Estou fazendo reportagem sobre um acordo judicial que a Samarco celebrou para pagar 61 milhões de reais a uma pessoa que se apresenta como intermediária de um negócio de venda de crédito tributário da empresa para a EDP, antiga Escelsa, no Espírito Santo. Esse pagamento está sendo contestado na Justiça e pode lesar a empresa. Encaminho cópia do acordo e gostaria de ouvir a empresa, para saber: 

1) Por que a Samarco decidiu fazer o acordo agora, depois de 17 anos?

2) A Samarco sabe que a mulher que se apresenta como titular do comissão,Andrea Cássia Vieira, juntou documento supostamente falso à Justiça? 

3) Não seria contraditório a Samarco celebrar um acordo para pagar 61 milhões num momento em que vítimas da barragem de Bento Rodrigues reclamam da demora para reparar danos causados a eles?

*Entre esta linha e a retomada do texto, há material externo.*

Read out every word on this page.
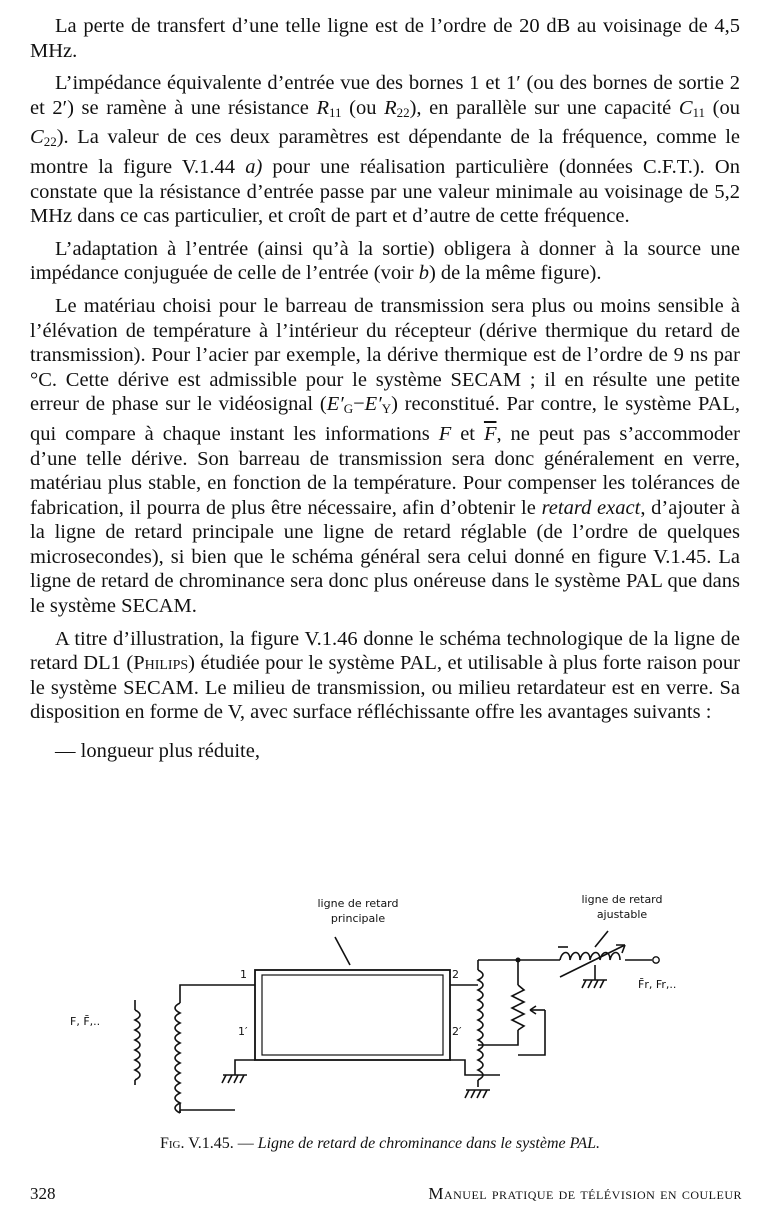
La perte de transfert d’une telle ligne est de l’ordre de 20 dB au voisinage de 4,5 MHz.

L’impédance équivalente d’entrée vue des bornes 1 et 1′ (ou des bornes de sortie 2 et 2′) se ramène à une résistance $R_{11}$ (ou $R_{22}$), en parallèle sur une capacité $C_{11}$ (ou $C_{22}$). La valeur de ces deux paramètres est dépendante de la fréquence, comme le montre la figure V.1.44 a) pour une réalisation particulière (données C.F.T.). On constate que la résistance d’entrée passe par une valeur minimale au voisinage de 5,2 MHz dans ce cas particulier, et croît de part et d’autre de cette fréquence.

L’adaptation à l’entrée (ainsi qu’à la sortie) obligera à donner à la source une impédance conjuguée de celle de l’entrée (voir b) de la même figure).

Le matériau choisi pour le barreau de transmission sera plus ou moins sensible à l’élévation de température à l’intérieur du récepteur (dérive thermique du retard de transmission). Pour l’acier par exemple, la dérive thermique est de l’ordre de 9 ns par °C. Cette dérive est admissible pour le système SECAM ; il en résulte une petite erreur de phase sur le vidéosignal $(E'_G-E'_Y)$ reconstitué. Par contre, le système PAL, qui compare à chaque instant les informations F et $\overline{F}$, ne peut pas s’accommoder d’une telle dérive. Son barreau de transmission sera donc généralement en verre, matériau plus stable, en fonction de la température. Pour compenser les tolérances de fabrication, il pourra de plus être nécessaire, afin d’obtenir le retard exact, d’ajouter à la ligne de retard principale une ligne de retard réglable (de l’ordre de quelques microsecondes), si bien que le schéma général sera celui donné en figure V.1.45. La ligne de retard de chrominance sera donc plus onéreuse dans le système PAL que dans le système SECAM.

A titre d’illustration, la figure V.1.46 donne le schéma technologique de la ligne de retard DL1 (Philips) étudiée pour le système PAL, et utilisable à plus forte raison pour le système SECAM. Le milieu de transmission, ou milieu retardateur est en verre. Sa disposition en forme de V, avec surface réfléchissante offre les avantages suivants :

— longueur plus réduite,

ligne de retard
principale
ligne de retard
ajustable
1
1′
2
2′
F, F̄,..
F̄r, Fr,..
Fig. V.1.45. — Ligne de retard de chrominance dans le système PAL.
328	Manuel pratique de télévision en couleur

A Samarco não respondeu às perguntas, mas divulgou nota, com o posicionamento da empresa:

“A Samarco esclarece que o acordo firmado na 7ª Vara Cível de Belo Horizonte com Andrea Cássia Vieira, referente à comissão de intermediação de créditos tributários, ocorreu após 17 anos de tramitação do processo, que havia chegado à fase de execução definitiva.

Com relação às indenizações por mortes decorrentes do rompimento da barragem de Fundão, a Samarco antecipou, em janeiro de 2016,  para  os familiares das vítimas,  a quantia de R$ 100 mil.  Além disso, já indenizou parentes de seis das 19 vítimas no último um ano e dez meses. A empresa segue em contato com os familiares e seus advogados nos demais casos e está buscando ativamente a conciliação.”

Os advogados de Nílton Monteiro entraram na Justiça para tentar o bloquear o pagamento.

A EDP Escelsa informou que o Sérgio Pereira Pires deixou a empresa em 2009.